Books: Chicken and Charcoal is the debut cookbook from the acclaimed team at yakitori restaurant Yardbird in Hong Kong. The book is filled with sharp recipes and tips, as well as a good story about the founder’s love of chicken and skateboarding. And this book from Japan is hard to find, but it’s considered one of the bibles for yakitori in Japan.
Spray bottle: A yakitori chef always knows how to control the heat, fighting off flare-ups but also adding flavor with a spray of water or sake. This color-coded set is a wise investment, not just for yakitori but all grilling.
Brush: You need a really sturdy brush that won’t die around high heat. This silicone pastry brush will do just the trick.
Tips for cooking at home: “I am a little adamant that every cook, if they eat chicken, should buy whole birds and cut them up,” says Spaeth. “But here, again, taking convenience into account, our yakitori recipes on Serious Eats, developed by J. Kenji López-Alt, are geared more toward getting people comfortable with the idea and actually making the skewers at home. To that end, the recipe for a classic negima skewer (chicken and green onions) calls for chicken thighs and doesn’t ask the cook to get too fussy about the skewering.”

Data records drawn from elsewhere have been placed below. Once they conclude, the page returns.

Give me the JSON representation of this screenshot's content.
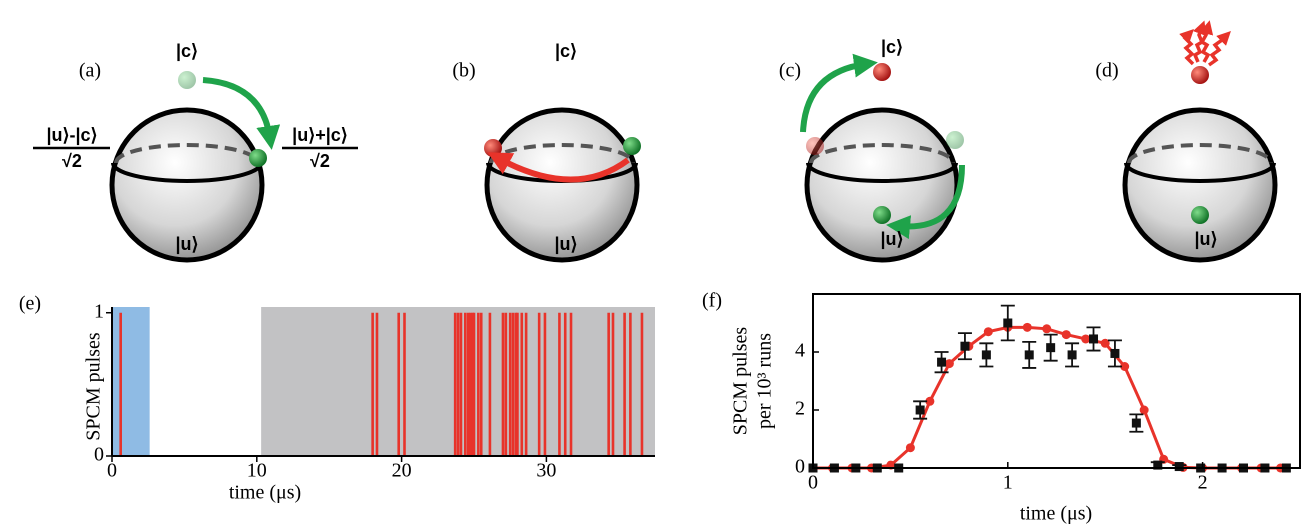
{
  "panels": [
    {
      "label": "(a)",
      "states": [
        "|c⟩",
        "|u⟩"
      ],
      "left": {
        "numerator": "|u⟩-|c⟩",
        "denominator": "√2"
      },
      "right": {
        "numerator": "|u⟩+|c⟩",
        "denominator": "√2"
      }
    },
    {
      "label": "(b)",
      "states": [
        "|c⟩",
        "|u⟩"
      ]
    },
    {
      "label": "(c)",
      "states": [
        "|c⟩",
        "|u⟩"
      ]
    },
    {
      "label": "(d)",
      "states": [
        "|u⟩"
      ]
    }
  ],
  "chart_data": [
    {
      "type": "pulse",
      "label": "(e)",
      "ylabel": "SPCM pulses",
      "xlabel": "time (μs)",
      "x": [
        0.6,
        18.0,
        18.3,
        19.8,
        20.2,
        23.7,
        23.9,
        24.1,
        24.4,
        24.6,
        24.75,
        24.9,
        25.0,
        25.3,
        25.5,
        26.1,
        27.0,
        27.2,
        27.5,
        27.7,
        27.9,
        28.0,
        28.3,
        28.6,
        29.5,
        29.9,
        30.9,
        31.3,
        31.7,
        34.3,
        34.6,
        35.4,
        35.8,
        36.6
      ],
      "values": [
        1,
        1,
        1,
        1,
        1,
        1,
        1,
        1,
        1,
        1,
        1,
        1,
        1,
        1,
        1,
        1,
        1,
        1,
        1,
        1,
        1,
        1,
        1,
        1,
        1,
        1,
        1,
        1,
        1,
        1,
        1,
        1,
        1,
        1
      ],
      "color": "#e8332a",
      "shaded": [
        {
          "from": 0,
          "to": 2.6,
          "color": "#8fbbe4"
        },
        {
          "from": 10.3,
          "to": 37.5,
          "color": "#c2c2c4"
        }
      ],
      "xlim": [
        0,
        37.5
      ],
      "ylim": [
        0,
        1.04
      ],
      "xticks": [
        0,
        10,
        20,
        30
      ],
      "yticks": [
        0,
        1
      ]
    },
    {
      "type": "combo",
      "label": "(f)",
      "ylabel": [
        "SPCM pulses",
        "per 10³ runs"
      ],
      "xlabel": "time (μs)",
      "series": [
        {
          "type": "line",
          "color": "#e8332a",
          "x": [
            0,
            0.1,
            0.2,
            0.3,
            0.4,
            0.5,
            0.6,
            0.7,
            0.8,
            0.9,
            1.0,
            1.1,
            1.2,
            1.3,
            1.4,
            1.5,
            1.6,
            1.7,
            1.8,
            1.9,
            2.0,
            2.1,
            2.2,
            2.3,
            2.4
          ],
          "values": [
            0,
            0,
            0,
            0,
            0.1,
            0.7,
            2.3,
            3.6,
            4.2,
            4.7,
            4.85,
            4.85,
            4.8,
            4.6,
            4.45,
            4.3,
            3.5,
            2.0,
            0.3,
            0.02,
            0,
            0,
            0,
            0,
            0
          ]
        },
        {
          "type": "errorbar",
          "color": "#111111",
          "x": [
            0,
            0.11,
            0.22,
            0.33,
            0.44,
            0.55,
            0.66,
            0.78,
            0.89,
            1.0,
            1.11,
            1.22,
            1.33,
            1.44,
            1.55,
            1.66,
            1.77,
            1.88,
            1.99,
            2.1,
            2.21,
            2.32,
            2.43
          ],
          "values": [
            0,
            0,
            0,
            0,
            0,
            2.0,
            3.65,
            4.2,
            3.9,
            5.0,
            3.9,
            4.15,
            3.9,
            4.45,
            3.95,
            1.55,
            0.1,
            0.05,
            0,
            0,
            0,
            0,
            0
          ],
          "errors": [
            0,
            0,
            0,
            0,
            0,
            0.3,
            0.35,
            0.45,
            0.4,
            0.6,
            0.45,
            0.45,
            0.4,
            0.4,
            0.45,
            0.3,
            0.1,
            0.05,
            0,
            0,
            0,
            0,
            0
          ]
        }
      ],
      "xlim": [
        0,
        2.5
      ],
      "ylim": [
        0,
        6
      ],
      "xticks": [
        0,
        1,
        2
      ],
      "yticks": [
        0,
        2,
        4
      ]
    }
  ]
}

Recipes and Resources: I learned a great deal from YouTube and Instagram, and the first place to visit is Yakitoriguy’s How to Make Yakitori at Home playlist on YouTube. This goes along with a tutorial on tare, and a binchotan vs. lump charcoal side-by-side comparison. Serious Eats has a wealth of information about yakitori cooking, including this Kenji guide and a DIY grilling setup from Sasha Marx.